A peerless bricoleur credited with "changing the potential of sculpture," Sze gleans from the physical and digital worlds, building artworks of staggering intricacy and diversity that invite minute observation while evoking a macroscopic perspective on the
infinite. Activating the borders that separate mediums, she reflects on the overload of virtual experience and the confusion that it creates with our real experience in physical space.
In paintings, sculptures, and video installations, Sze grapples with the ideas and matter of time and entropy, underscoring the precious and precarious nature of materiality. The works on view transform the galleries into a unified, image-laden expanse, allowing viewers to grasp the formal and conceptual breadth of Sze's practice. Cast sculptures Wider than the Sky and Pound for Pound (both from the 2020–21 series Fallen Sky) are directly related to Sze's landmark installation that was inaugurated at Storm King Art Center in upstate New York this summer. Inspired by ancient architecture and the language of ruins, they catch passing light and shadow, appearing as if already disintegrated.

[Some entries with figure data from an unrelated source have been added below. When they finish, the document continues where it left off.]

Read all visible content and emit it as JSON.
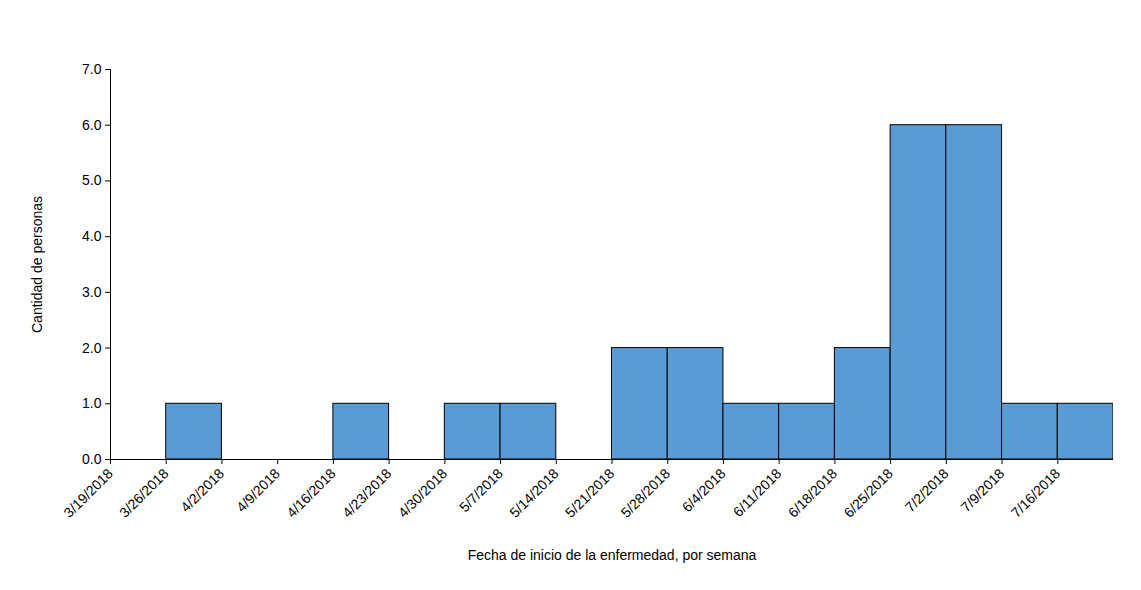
{
  "chart_data": {
    "type": "bar",
    "x_label": "Fecha de inicio de la enfermedad, por semana",
    "y_label": "Cantidad de personas",
    "categories": [
      "3/19/2018",
      "3/26/2018",
      "4/2/2018",
      "4/9/2018",
      "4/16/2018",
      "4/23/2018",
      "4/30/2018",
      "5/7/2018",
      "5/14/2018",
      "5/21/2018",
      "5/28/2018",
      "6/4/2018",
      "6/11/2018",
      "6/18/2018",
      "6/25/2018",
      "7/2/2018",
      "7/9/2018",
      "7/16/2018"
    ],
    "values": [
      0,
      1,
      0,
      0,
      1,
      0,
      1,
      1,
      0,
      2,
      2,
      1,
      1,
      2,
      6,
      6,
      1,
      1
    ],
    "color": "#5B9BD5",
    "ylim": [
      0,
      7
    ],
    "yticks": [
      0,
      1,
      2,
      3,
      4,
      5,
      6,
      7
    ],
    "grid": false
  }
}
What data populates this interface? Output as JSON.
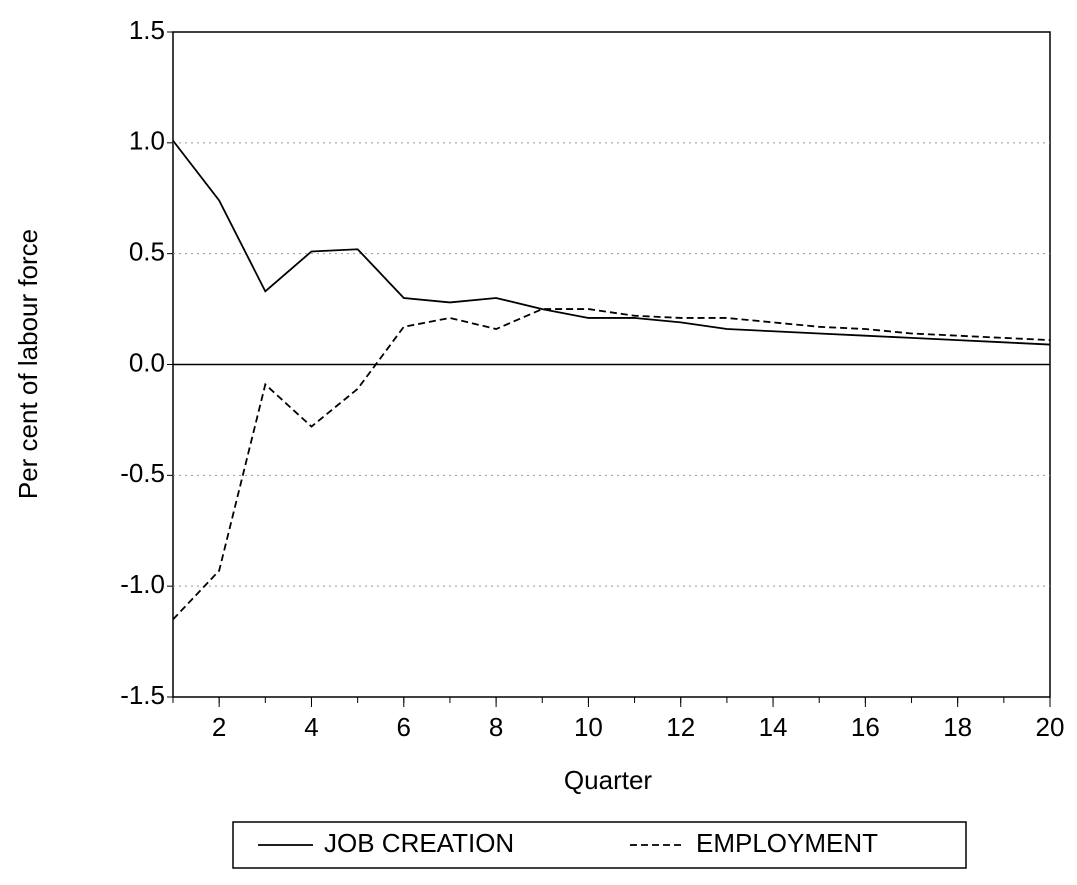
{
  "chart_data": {
    "type": "line",
    "x_label": "Quarter",
    "y_label": "Per cent of labour force",
    "x": [
      1,
      2,
      3,
      4,
      5,
      6,
      7,
      8,
      9,
      10,
      11,
      12,
      13,
      14,
      15,
      16,
      17,
      18,
      19,
      20
    ],
    "series": [
      {
        "name": "JOB CREATION",
        "color": "#000000",
        "line_style": "solid",
        "values": [
          1.01,
          0.74,
          0.33,
          0.51,
          0.52,
          0.3,
          0.28,
          0.3,
          0.25,
          0.21,
          0.21,
          0.19,
          0.16,
          0.15,
          0.14,
          0.13,
          0.12,
          0.11,
          0.1,
          0.09
        ]
      },
      {
        "name": "EMPLOYMENT",
        "color": "#000000",
        "line_style": "dashed",
        "values": [
          -1.15,
          -0.93,
          -0.09,
          -0.28,
          -0.11,
          0.17,
          0.21,
          0.16,
          0.25,
          0.25,
          0.22,
          0.21,
          0.21,
          0.19,
          0.17,
          0.16,
          0.14,
          0.13,
          0.12,
          0.11
        ]
      }
    ],
    "xlim": [
      1,
      20
    ],
    "xticks": [
      2,
      4,
      6,
      8,
      10,
      12,
      14,
      16,
      18,
      20
    ],
    "ylim": [
      -1.5,
      1.5
    ],
    "yticks": [
      1.5,
      {
        "value": 1,
        "label": "1.0"
      },
      0.5,
      {
        "value": 0,
        "label": "0.0"
      },
      -0.5,
      {
        "value": -1,
        "label": "-1.0"
      },
      -1.5
    ],
    "grid": true,
    "zero_line": true,
    "legend": "bottom"
  }
}
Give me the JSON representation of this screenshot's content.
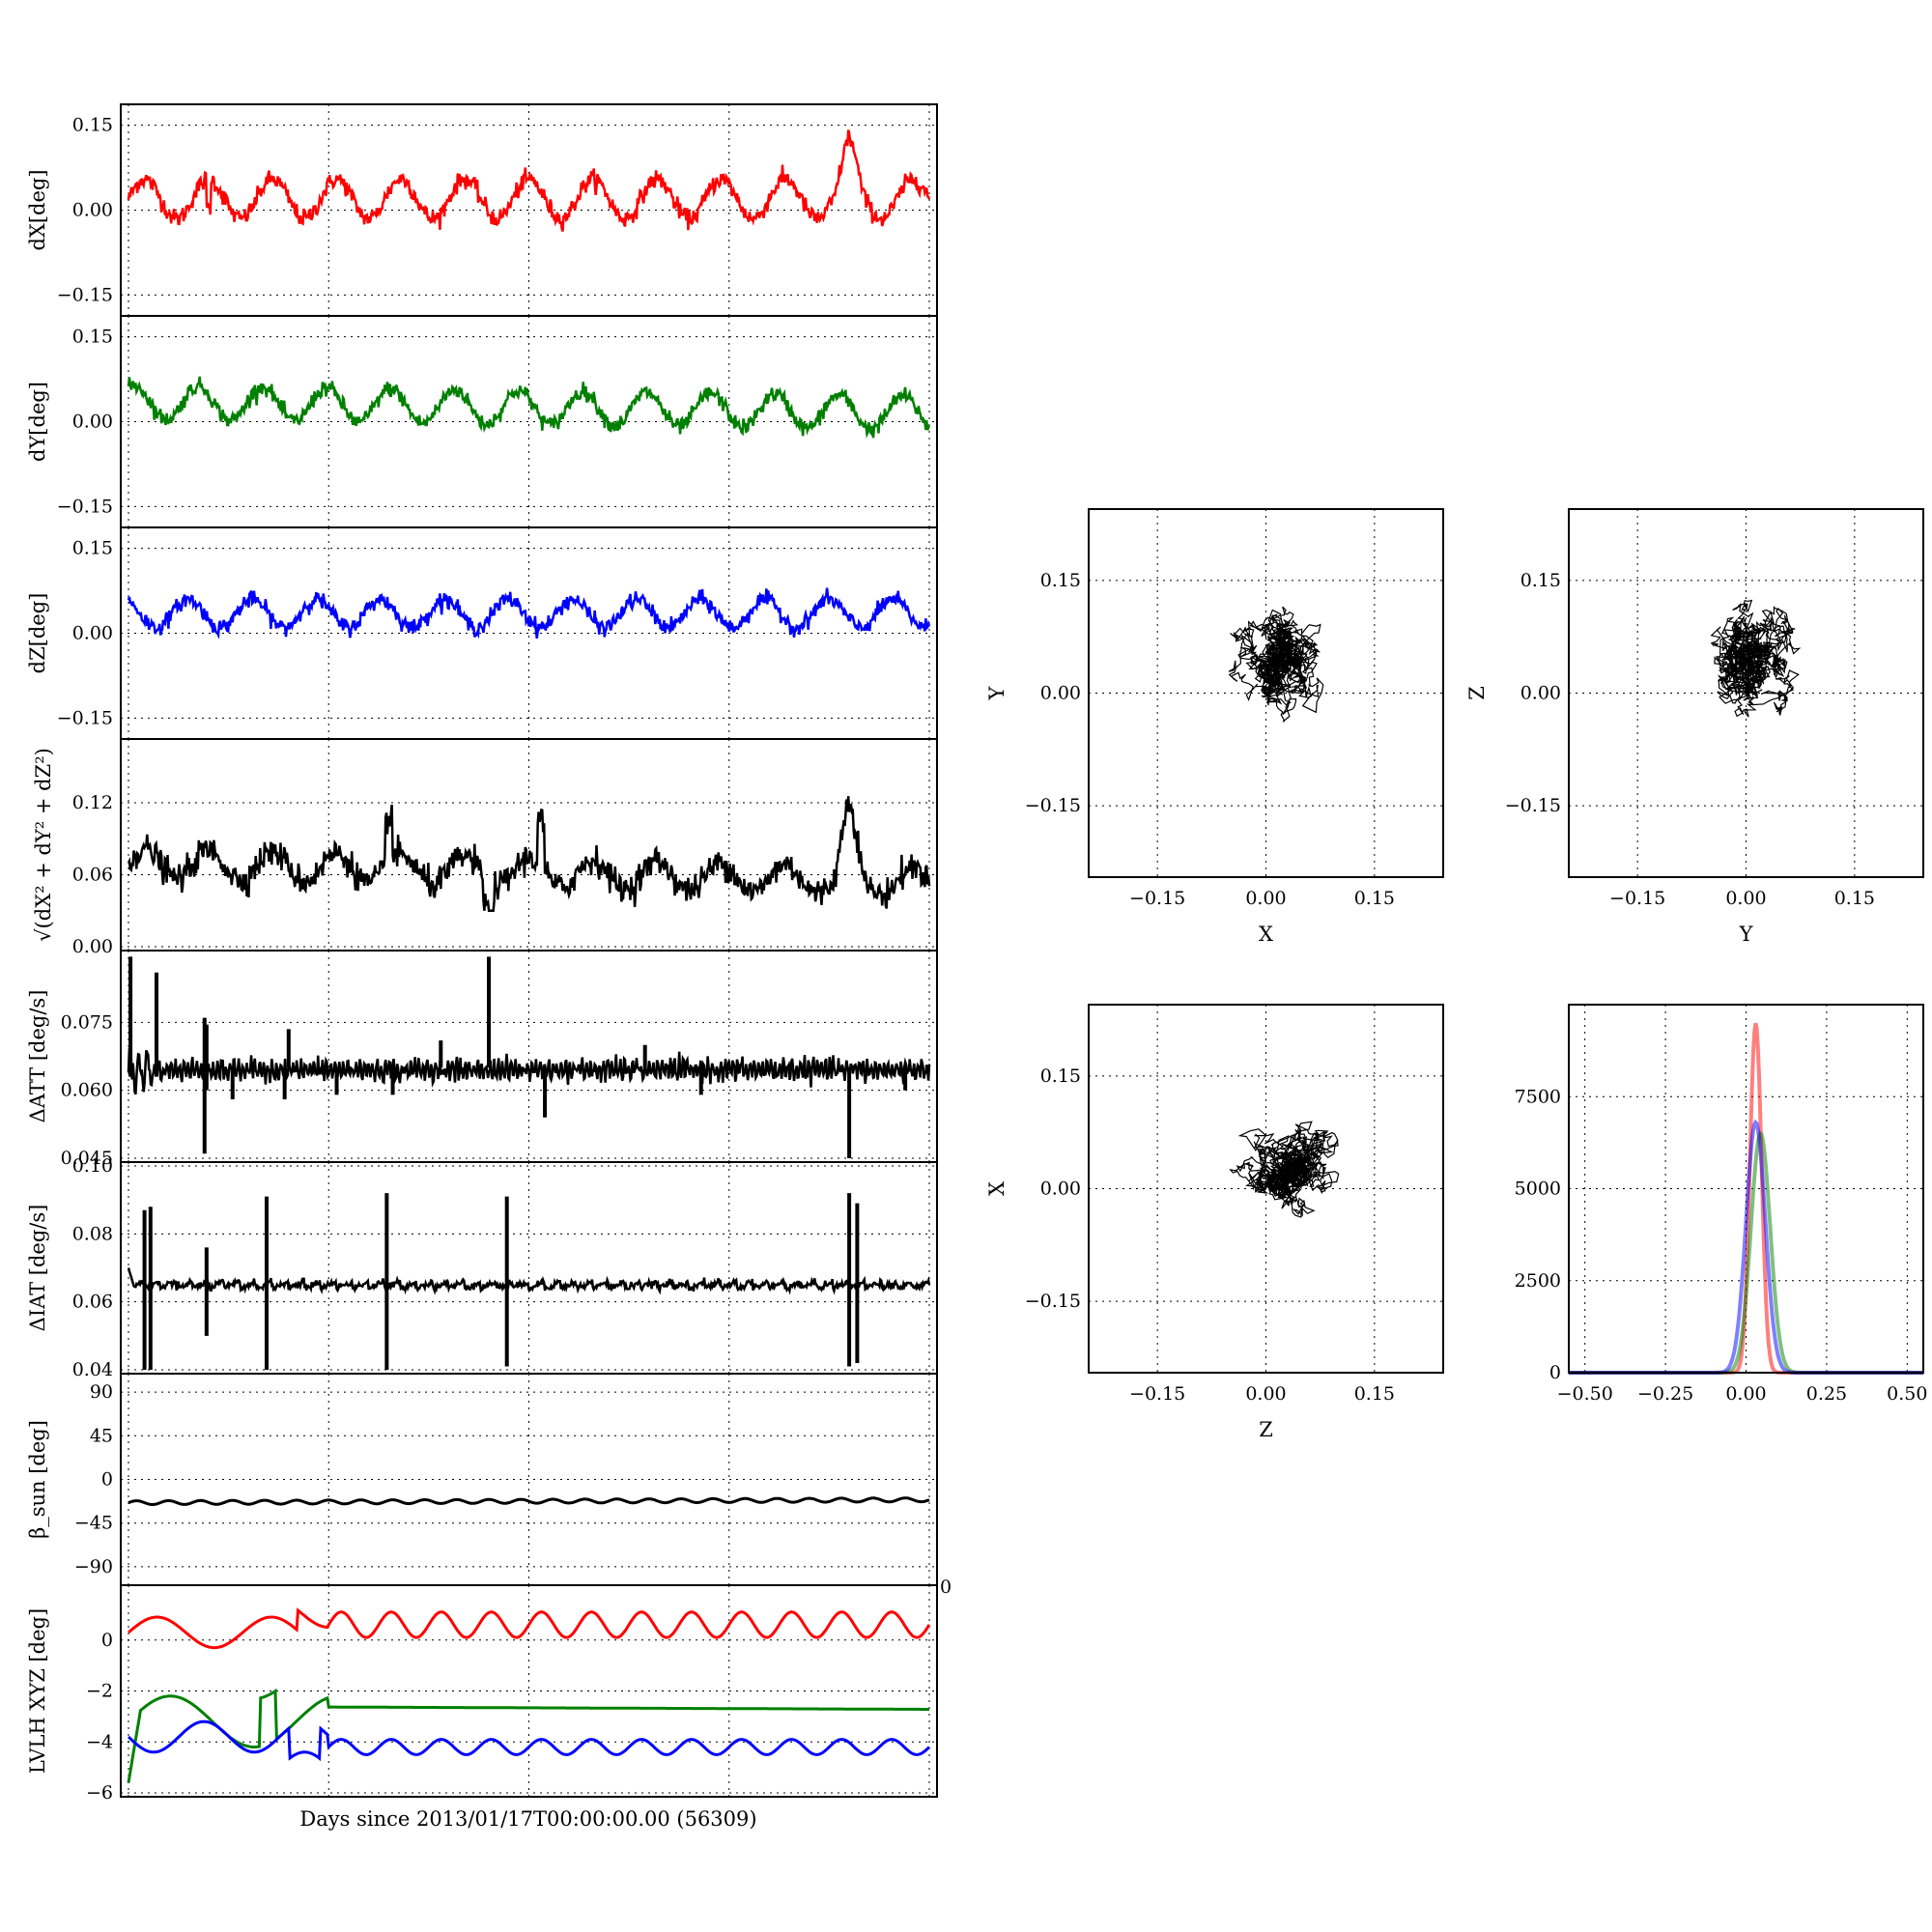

In recent years, Sze has also returned to painting, adapting the processes of sculptural accumulation to two dimensions. Her richly textured yet loosely structured paintings collapse multiple forms of picture making into a dynamic whole. Sze weaves layers of
paint and scraps of images—often visibly taped to the surfaces—into compositions of sweeping arcs, thrumming lines, and shimmering gradients. In freely combining photographic imagery and painterly mark making, these restless tableaux evoke the
fluidity of the digital realm while retaining the aura of the analog and the handmade. A play of light beckons viewers from the rear gallery where the latest of Sze's Timekeeper video installations plays, a co-op of structural elements and moving,
sounding digital parts. From a makeshift rigging a pendulum swings, perpetually marking time and space across a salt-covered arena ringed by process-related flotsam and jetsam while disembodied video images track around the room, like searchlights.